銀行APIとは、預金者の口座を管理する金融機関のシステムと、フィンテック企業のシステムとの間をつなぐ、アプリケーション・プログラミング・インターフェイス(API:Application Programming Interface)。

海外ではフィンテック企業と金融機関とのコラボレーションにより、さまざまなサービスが提供されているなか、日本は銀行ごとにAPIが異なる仕様のため、フィンテック企業は、個々の銀行ごとにひとつひとつAPIを開発しているのが現状です。

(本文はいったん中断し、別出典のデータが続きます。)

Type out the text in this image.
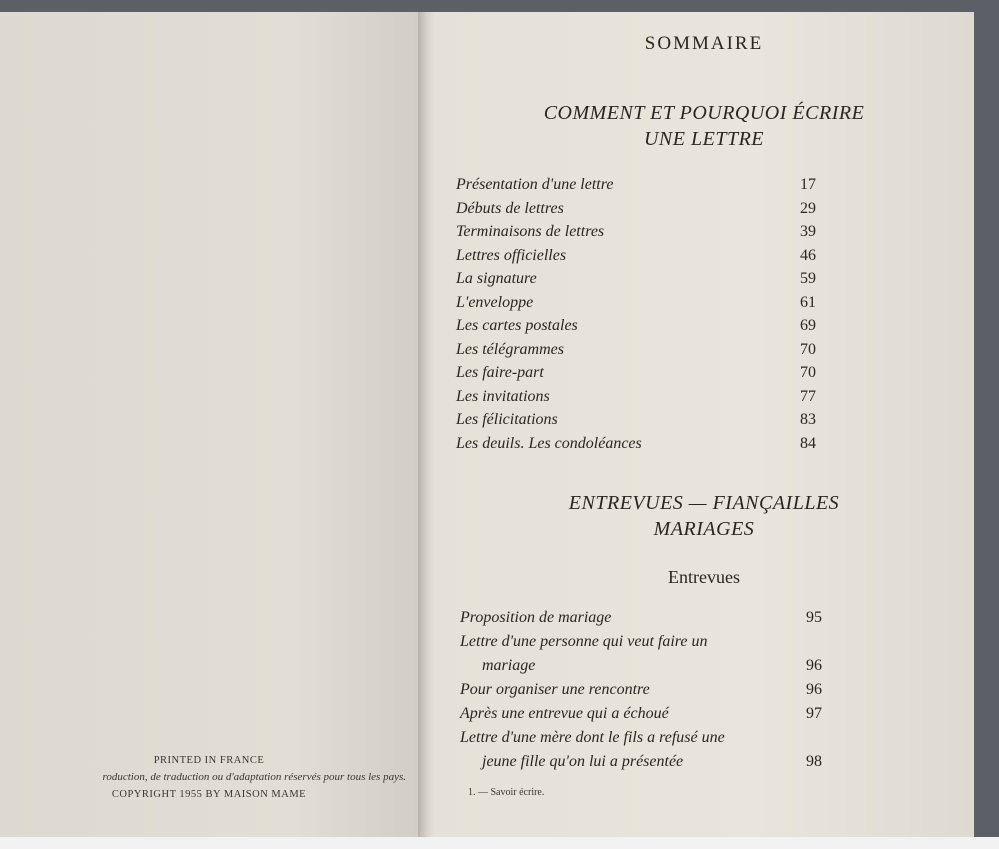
PRINTED IN FRANCE
roduction, de traduction ou d'adaptation réservés pour tous les pays.
COPYRIGHT 1955 BY MAISON MAME
SOMMAIRE
COMMENT ET POURQUOI ÉCRIRE
UNE LETTRE
Présentation d'une lettre	17
Débuts de lettres	29
Terminaisons de lettres	39
Lettres officielles	46
La signature	59
L'enveloppe	61
Les cartes postales	69
Les télégrammes	70
Les faire-part	70
Les invitations	77
Les félicitations	83
Les deuils. Les condoléances	84
ENTREVUES — FIANÇAILLES
MARIAGES
Entrevues
Proposition de mariage	95
Lettre d'une personne qui veut faire un
mariage	96
Pour organiser une rencontre	96
Après une entrevue qui a échoué	97
Lettre d'une mère dont le fils a refusé une
jeune fille qu'on lui a présentée	98
1. — Savoir écrire.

この複雑さが、フィンテックサービスの開発と普及を遅らせる原因といわれている。

現在、契約がすすんでいるのは参照系(AISP)といわれる口座情報取得サービスに限られ、更新系(PISP)といわれる預金振込などの口座情報取得サービスについてはまだ、ほとんどすすんでいない。

2021年2月には銀行共通APIの仕様書を公開

「証券会社をのぞく、日本の金融機関数は873。作成したシステムは280にのぼる。参照系API、更新系API、世界の銀行とのAPI、いったいいくつのAPIを開発すればいいのか。エンドレスで時間と労力の無駄。このままだと、日本はこのフィンテック界でもまたITガラパコスになる」

そう語るのは、一般社団法人フィンテックガーデン舘村真二理事。舘村理事は、ばらばらにある国内銀行APIを、ひとつの共通APIにまとめるメリットについてこう伝える。

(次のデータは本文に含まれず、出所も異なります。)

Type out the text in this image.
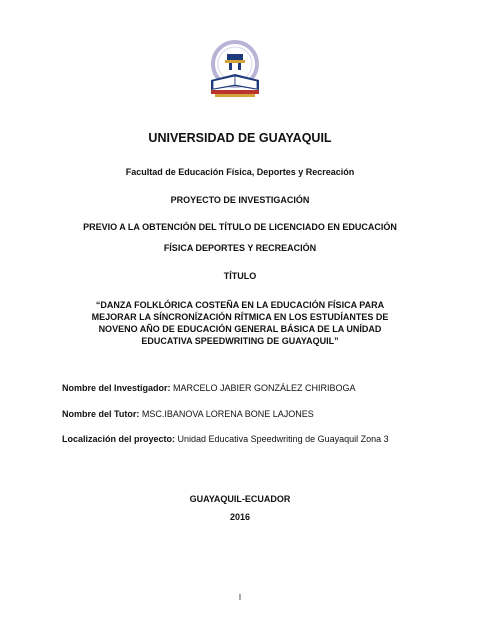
UNIVERSIDAD DE GUAYAQUIL
Facultad de Educación Física, Deportes y Recreación
PROYECTO DE INVESTIGACIÓN
PREVIO A LA OBTENCIÓN DEL TÍTULO DE LICENCIADO EN EDUCACIÓN
FÍSICA DEPORTES Y RECREACIÓN
TÍTULO
“DANZA FOLKLÓRICA COSTEÑA EN LA EDUCACIÓN FÍSICA PARA
MEJORAR LA SÍNCRONÍZACIÓN RÍTMICA EN LOS ESTUDÍANTES DE
NOVENO AÑO DE EDUCACIÓN GENERAL BÁSICA DE LA UNÍDAD
EDUCATIVA SPEEDWRITING DE GUAYAQUIL”
Nombre del Investigador: MARCELO JABIER GONZÁLEZ CHIRIBOGA
Nombre del Tutor: MSC.IBANOVA LORENA BONE LAJONES
Localización del proyecto: Unidad Educativa Speedwriting de Guayaquil Zona 3
GUAYAQUIL-ECUADOR
2016
I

「まず銀行ごとにAPIをつくる必要がない。さらに更新系システム開発が加速し、国内フィンテックビジネスも活性化する。ひいては、日本が世界のフィンテックビジネスに参加できる。いまならまだ間に合う」

銀行共通API開発研究会は今後、12月初旬に銀行共通APIの仕様検討、12月下旬に銀行共通APIの仕様書作成、2021年1月に銀行共通APIバージョン1モックを作成、2021年2月に仕様書の無償提供を展開する構え。

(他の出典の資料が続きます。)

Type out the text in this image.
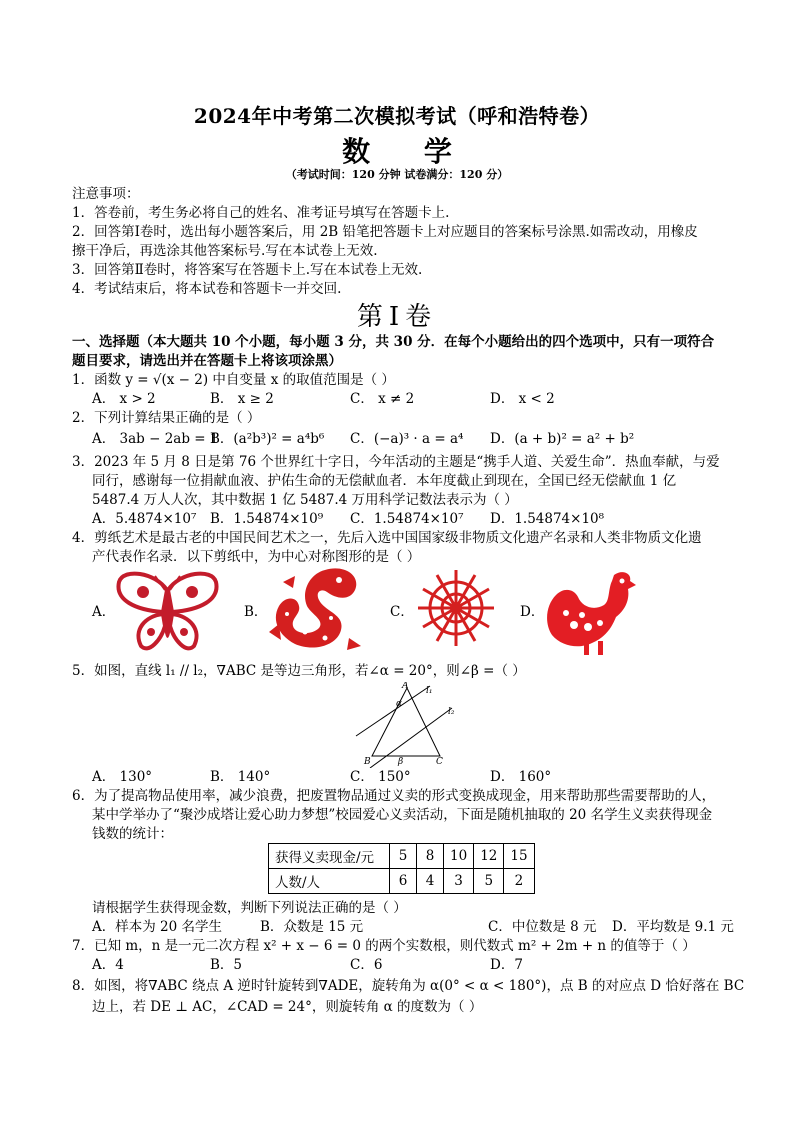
2024年中考第二次模拟考试（呼和浩特卷）
数 学
（考试时间：120 分钟 试卷满分：120 分）
注意事项：
1．答卷前，考生务必将自己的姓名、准考证号填写在答题卡上.
2．回答第Ⅰ卷时，选出每小题答案后，用 2B 铅笔把答题卡上对应题目的答案标号涂黑.如需改动，用橡皮
擦干净后，再选涂其他答案标号.写在本试卷上无效.
3．回答第Ⅱ卷时，将答案写在答题卡上.写在本试卷上无效.
4．考试结束后，将本试卷和答题卡一并交回.
第Ⅰ卷
一、选择题（本大题共 10 个小题，每小题 3 分，共 30 分．在每个小题给出的四个选项中，只有一项符合
题目要求，请选出并在答题卡上将该项涂黑）
1．函数 y = √(x − 2) 中自变量 x 的取值范围是（ ）
A． x > 2	B． x ≥ 2	C． x ≠ 2	D． x < 2
2．下列计算结果正确的是（ ）
A． 3ab − 2ab = 1
B．(a²b³)² = a⁴b⁶ C．(−a)³ · a = a⁴ D．(a + b)² = a² + b²
3．2023 年 5 月 8 日是第 76 个世界红十字日，今年活动的主题是“携手人道、关爱生命”．热血奉献，与爱
同行，感谢每一位捐献血液、护佑生命的无偿献血者．本年度截止到现在，全国已经无偿献血 1 亿
5487.4 万人人次，其中数据 1 亿 5487.4 万用科学记数法表示为（ ）
A．5.4874×10⁷ B．1.54874×10⁹ C．1.54874×10⁷ D．1.54874×10⁸
4．剪纸艺术是最古老的中国民间艺术之一，先后入选中国国家级非物质文化遗产名录和人类非物质文化遗
产代表作名录．以下剪纸中，为中心对称图形的是（ ）
A．	B．	C．	D．
5．如图，直线 l₁ // l₂，∇ABC 是等边三角形，若∠α = 20°，则∠β =（ ）
A
B	C
l₁
l₂
α
β
A． 130°	B． 140°	C． 150°	D． 160°
6．为了提高物品使用率，减少浪费，把废置物品通过义卖的形式变换成现金，用来帮助那些需要帮助的人，
某中学举办了“聚沙成塔让爱心助力梦想”校园爱心义卖活动，下面是随机抽取的 20 名学生义卖获得现金
钱数的统计：
获得义卖现金/元	5	8	10	12	15
人数/人	6	4	3	5	2
请根据学生获得现金数，判断下列说法正确的是（ ）
A．样本为 20 名学生	B．众数是 15 元	C．中位数是 8 元 D．平均数是 9.1 元
7．已知 m，n 是一元二次方程 x² + x − 6 = 0 的两个实数根，则代数式 m² + 2m + n 的值等于（ ）
A．4	B．5	C．6	D．7
8．如图，将∇ABC 绕点 A 逆时针旋转到∇ADE，旋转角为 α(0° < α < 180°)，点 B 的对应点 D 恰好落在 BC
边上，若 DE ⊥ AC，∠CAD = 24°，则旋转角 α 的度数为（ ）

銀行共通API開発研究会 参加企業(2020年12月現在)

銀行共通API開発研究会の参加企業は、次のとおり(50音順)。

アイパワー、アークテクト、エプソン販売、カーム、COUS、クラウドアシストサービス、クラウドインボイス、佐山経済研究所、シスプラ、スマイルワークス、辻・本郷税理士法人、タテムラ、TBSビジネス・ソリューション・テクノロジー、ティー・ワイ・ソリューションズ、日本情報開発、日本情報振興協同組合、日本ビズアップ、HAYAWAZA、ファーストアカウンティング、バンカーズ・ビジネス・ソリューションズ、一般社団法人フィンテックガーデン、フィンテックを考える税理士の会、フリーウェイジャパン、MAP経営、山中ソフトウェア製作所、ROBOT PAYMENT、以上

また、同研究会の代表は、フリーウェイジャパン井上達也 代表取締役が務め、金融部門の最高情報システム責任者にはバンカーズ・ビジネス・ソリューションズ大場昌晴 代表取締役(もと三井住友銀行)、開発部門の最高技術責任者を佐山経済研究所 佐山宇宏代表取締役(もと米国SAP Concur日本支社CTO、もと英国Fraedom日本支社CTO)が担当。

同研究会は、研究成果を紹介するイベントや情報発信を積極的に展開し、金融機関をはじめとした参画企業・団体を随時募集していく。